The cost of higher education can create barriers for young adults seeking a college degree. Textbooks, for example, pose a significant challenge to a struggling student’s finances. Concerns about these costs have led students and faculty to seek alternative ways to obtain books and other study materials. Free articles online and material from the library are part of the solution. However, purchasing traditional college textbooks remains a centerpiece of academia.

Planned Obsolescence

With teachers often requiring the newest textbooks with the most up-to-date information and add-ons, older editions become obsolete. Therefore, to keep up with reading assignments, students must often either purchase new textbooks outright or look for alternatives. These textbooks often come with a hefty price tag and few options for selling them once a class is completed; therefore, thrift-minded students are often forced to turn to online textbook rental sites to hunt for deals.

Market Consolidation

The merger of college textbook publishers McGraw Hill and Cengage has the higher education community questioning the companies’ motives as well as the consequences for students’ wallets—namely, higher book prices. With a limited number of companies in the textbook market, the McGraw Hill-Cengage merger consolidates power and further limits the opportunities for competitive pricing. McGraw Hill and Cengage claim the merger will expand textbook access and affordability.
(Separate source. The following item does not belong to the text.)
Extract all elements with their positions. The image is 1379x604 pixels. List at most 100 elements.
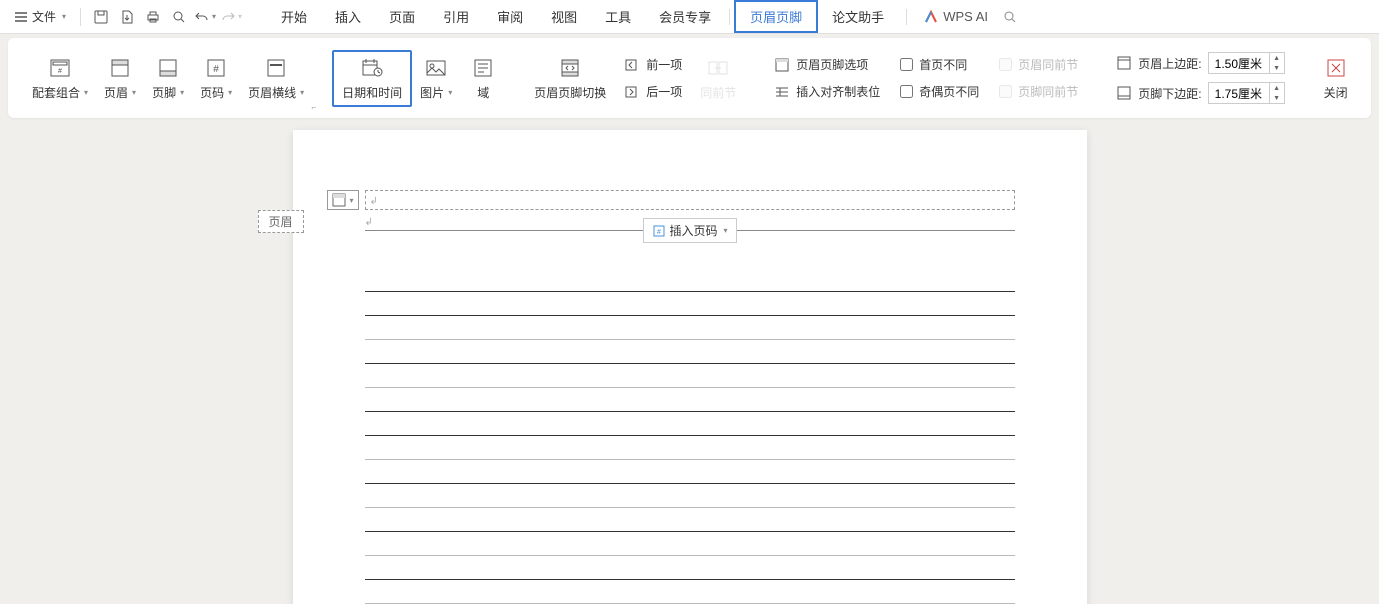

However, student advocates question the true goals of these industry leaders, especially given the fact that textbook prices actually have been decreasing over the past two decades.

Digital and Rental

McGraw Hill and Cengage have expanded their rental and digital catalogs to increase student options. Costs, however, are still high, and the digital market garners the additional benefit of collecting data on students and their purchasing habits. Even though Cengage offers a subscription service, its collection is too limited to provide all of the titles students need for their coursework. The option of renting books reduces a student’s financial outlay, but it requires that the books are returned at the end of each semester. Moreover, since digital materials cannot be re-sold or shared, the flow of textbooks into the used book market is diminished when students rent their textbooks.

Bottom Line: Not Going to help reduce prices

Students need textbooks and other academic materials to succeed. Despite the claims of McGraw Hill and Cengage about their merger, it does raise serious concerns about students being able to afford the textbooks they need. Although the merger offers some cost-effective options for students, it is likely to drive up prices and undermine the used book industry, which often provides cheaper options for students. In a larger sense, the merger is yet another example of how education has become increasingly commodified.
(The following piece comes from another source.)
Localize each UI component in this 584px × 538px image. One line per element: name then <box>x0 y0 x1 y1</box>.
If you’re a college student struggling to make ends meet, try using your talents and resources to make some extra cash. You may not be able to work full-time, but you might be surprised at the odd jobs that are available. Begin by taking inventory of your special skills. If you’re willing to explore creative options, you’ll discover good financial opportunities.

1. Be a Notetaker
A notetaker is a student who attends a classroom course and takes notes for another student who has accommodation for illness or disabilities. By law, colleges and universities must provide notetakers for students who have a registered learning disability. While being a notetaker, you can help students in need and enhance your own academic skills. Visit the accessibility resources office on your campus to offer your services.

2. Look for an On-Campus Job
An on-campus job is an ideal choice for a consistent influx of cash. Visit your financial aid or career services offices to inquire about job openings. On-campus jobs can accommodate your schedule and you may even be able to study while you work.

3. Get Paid to Help Others
If you excel in a particular subject, share your expertise with students who are struggling. Advertise your services on social media or talk to a professor about tutoring jobs that may be offered by an academic department.

4. Become a Merchandiser
Consider selling some of your clothes or used textbooks to make a few extra bucks. Local secondhand and consignment stores are often willing to buy gently used clothing. If you enjoy shopping, go to garage sales and thrift stores to look for hidden gems that you can buy and sell to make some extra cash. Rare books, antiques, and other collectibles can be sold online.

5. Use Your Domestic Skills

Use your free time to babysit, pet sit, or house sit as a flexible, part-time job. House cleaning, yard work, and snow shoveling can be worked into a busy college schedule. You can advertise online to find clients.

6. Hit the Road
If you have a car, consider working as a driver for people who need a ride. Join an organized rideshare service or create your own system to connect with potential customers. You can also deliver food or other goods for local retailers.

7. Become a Translator
If you speak a language other than English, become a translator. You can find translation jobs online. Contact local medical or social service agencies to offer your translation services for their patients and clients.

8. Become a Transcriber
College is the ideal environment to find work as a transcriber. Strong keyboarding skills are a necessity for this work. Contact academic departments to offer your services, or market your services online.

9. Donate Plasma
If you’re in good health and don’t mind needles, earn some extra money donating plasma. A component of blood, plasma is most often needed to treat accident or burn victims and people with diseases. Plasma donation centers offer cash and incentives to regular donors.

10. Apply for Scholarships
Spend some of your free time applying for college scholarships. You may discover special scholarships at your college that are available to students who are admitted into specific majors, for example. If you’re involved in campus or community activities, look for scholarships that will reward you for student involvement.